Nach der erfolgreichen Prüfung trägt man den Titel „Zertifizierter Netzwerkadministrator für Microsoft“. Welche Erfahrung haben Sie gemacht, wie sind die Chancen mit dieser Qualifikation auf dem Arbeitsmarkt?

Wir haben bei Hörenden eine Vermittlungsquote von 70 bis 80%. In öffentlichen Einrichtungen werden bereits verstärkt Menschen mit Einschränkungen eingestellt.

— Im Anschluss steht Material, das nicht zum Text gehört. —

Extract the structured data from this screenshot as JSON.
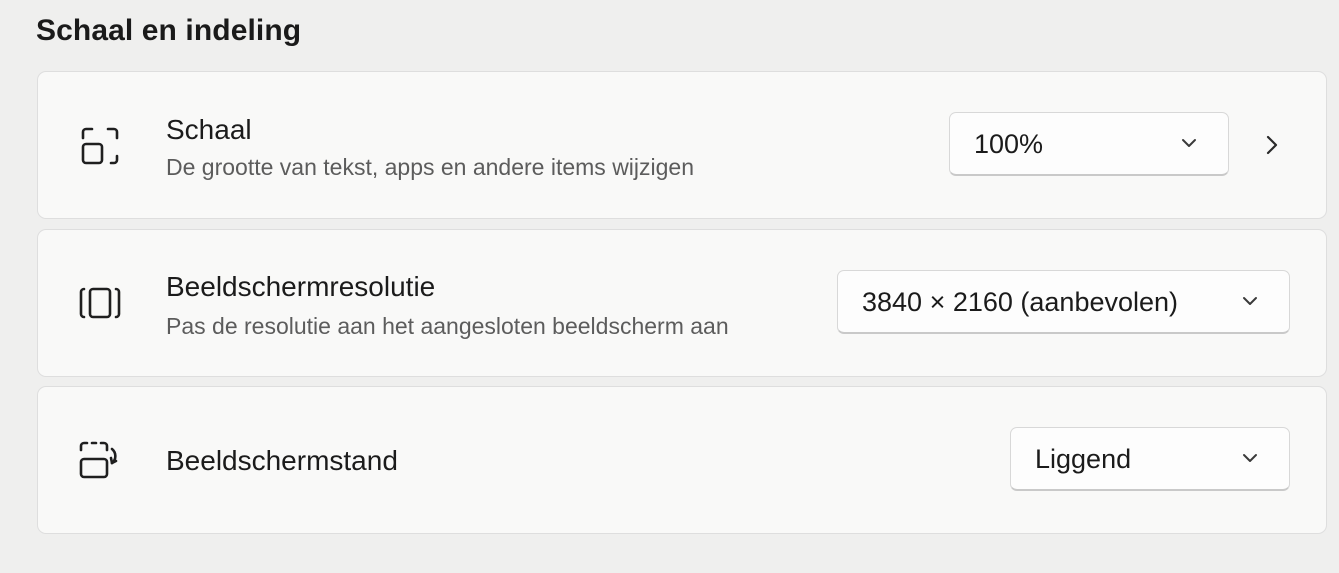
{
  "section": {
    "title": "Schaal en indeling"
  },
  "settings": [
    {
      "icon": "scale-icon",
      "title": "Schaal",
      "description": "De grootte van tekst, apps en andere items wijzigen",
      "dropdown_value": "100%",
      "has_link_chevron": true
    },
    {
      "icon": "display-resolution-icon",
      "title": "Beeldschermresolutie",
      "description": "Pas de resolutie aan het aangesloten beeldscherm aan",
      "dropdown_value": "3840 × 2160 (aanbevolen)",
      "has_link_chevron": false
    },
    {
      "icon": "display-orientation-icon",
      "title": "Beeldschermstand",
      "description": "",
      "dropdown_value": "Liggend",
      "has_link_chevron": false
    }
  ]
}
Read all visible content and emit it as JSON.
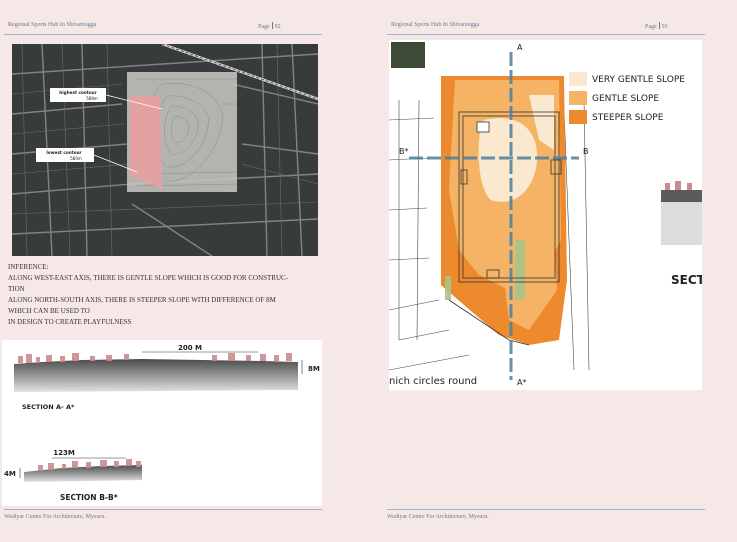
{
  "left_page": {
    "header_title": "Regional Sports Hub In Shivamogga",
    "page_label": "Page",
    "page_number": "92",
    "footer": "Wadiyar Centre For Architecture, Mysuru.",
    "map": {
      "highest_contour_label": "highest contour",
      "highest_contour_value": "588m",
      "lowest_contour_label": "lowest contour",
      "lowest_contour_value": "580m"
    },
    "inference": {
      "title": "INFERENCE:",
      "line1": "ALONG WEST-EAST AXIS, THERE IS GENTLE SLOPE  WHICH IS GOOD FOR CONSTRUC-",
      "line2": "TION",
      "line3": "ALONG NORTH-SOUTH AXIS, THERE IS STEEPER SLOPE WITH DIFFERENCE OF 8M",
      "line4": "WHICH CAN BE USED TO",
      "line5": "IN DESIGN  TO CREATE PLAYFULNESS"
    },
    "section_aa": {
      "width_label": "200 M",
      "height_label": "8M",
      "title": "SECTION  A- A*"
    },
    "section_bb": {
      "width_label": "123M",
      "height_label": "4M",
      "title": "SECTION B-B*"
    }
  },
  "right_page": {
    "header_title": "Regional Sports Hub In Shivamogga",
    "page_label": "Page",
    "page_number": "93",
    "footer": "Wadiyar Centre For Architecture, Mysuru.",
    "legend": [
      {
        "label": "VERY GENTLE SLOPE",
        "color": "#fbe9cf"
      },
      {
        "label": "GENTLE SLOPE",
        "color": "#f5b465"
      },
      {
        "label": "STEEPER SLOPE",
        "color": "#ed8a2e"
      }
    ],
    "axis_labels": {
      "a": "A",
      "a_star": "A*",
      "b": "B",
      "b_star": "B*"
    },
    "caption_fragment": "nich circles round",
    "section_fragment": "SECT"
  },
  "colors": {
    "header_text": "#6b7b95",
    "rule": "#9fb3cf",
    "axis_line": "#4a7fa0",
    "site_pink": "#e8a0a0"
  }
}
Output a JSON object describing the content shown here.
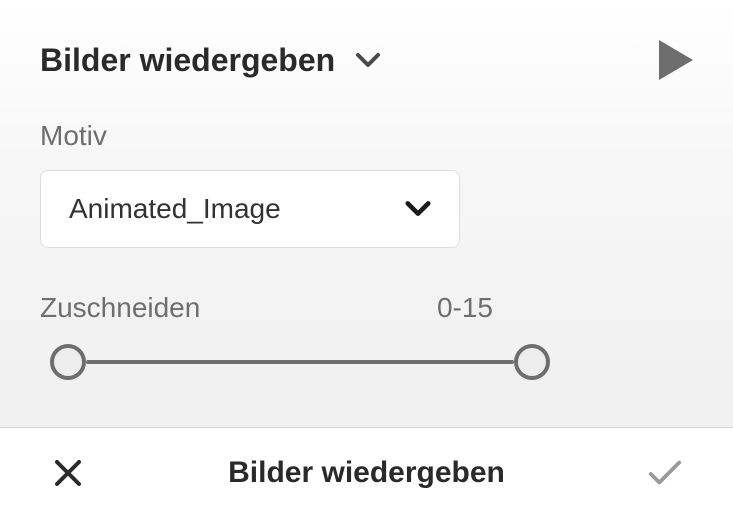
{
  "header": {
    "title": "Bilder wiedergeben"
  },
  "motif": {
    "label": "Motiv",
    "selected": "Animated_Image"
  },
  "crop": {
    "label": "Zuschneiden",
    "range_label": "0-15"
  },
  "footer": {
    "title": "Bilder wiedergeben"
  }
}
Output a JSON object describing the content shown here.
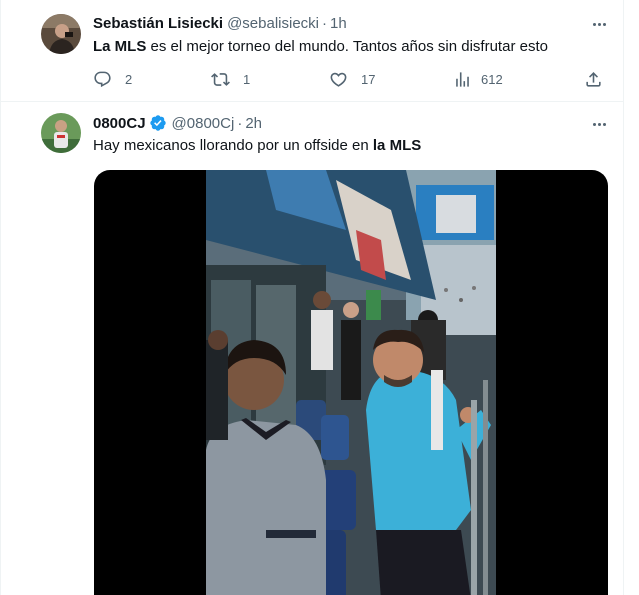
{
  "tweets": [
    {
      "name": "Sebastián Lisiecki",
      "handle": "@sebalisiecki",
      "separator": "·",
      "time": "1h",
      "text_bold": "La MLS",
      "text_rest": " es el mejor torneo del mundo. Tantos años sin disfrutar esto",
      "avatar_icon": "avatar-photo",
      "actions": {
        "reply_count": "2",
        "retweet_count": "1",
        "like_count": "17",
        "views_count": "612"
      }
    },
    {
      "name": "0800CJ",
      "verified": true,
      "handle": "@0800Cj",
      "separator": "·",
      "time": "2h",
      "text_rest": "Hay mexicanos llorando por un offside en ",
      "text_bold": "la MLS",
      "avatar_icon": "avatar-photo",
      "media": "video-stadium-fan-scene"
    }
  ],
  "colors": {
    "text": "#0f1419",
    "secondary": "#536471",
    "verified": "#1d9bf0",
    "divider": "#eff3f4"
  }
}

Wir hoffen, dass dies auch in mittelständischen sowie Großunternehmen verstärkt durchgeführt wird - nicht nur wegen der gesetzlichen Vorschriften, sondern auch wegen der sozialen Kompetenz und der fachlichen Qualifikation.

Bei der Gehörlosenausbildung streben wir natürlich auch diese Quote an. Vorteile für Gehörlose sehen wir auch in den vielfältigen Fördermöglichkeiten für die Einstellung Gehörloser. Mögliche Nachteile im Bereich der Kommunikation können durch Kommunikationsassistenten wettgemacht werden.

 

Wie sehen die Verdienstmöglichkeiten aus?

Die Verdienstmöglichkeiten sind von Bundesland zu Bundesland unterschiedlich, daher ist es schwierig eine eindeutige Aussage zu treffen. Zum Beispiel liegt das Anfangsgehalt eines Netzwerkadministrators in Berlin bei 2000 EUR. Genaue Infos über die Durchschnittsgehälter kann man im Internet auf entsprechenden Plattformen finden.

 

Es ist eine tolle Sache, dass die damago GmbH, diese Ausbildungsmöglichkeit für Gehörlose startet. Wie sind Sie auf die Idee gekommen?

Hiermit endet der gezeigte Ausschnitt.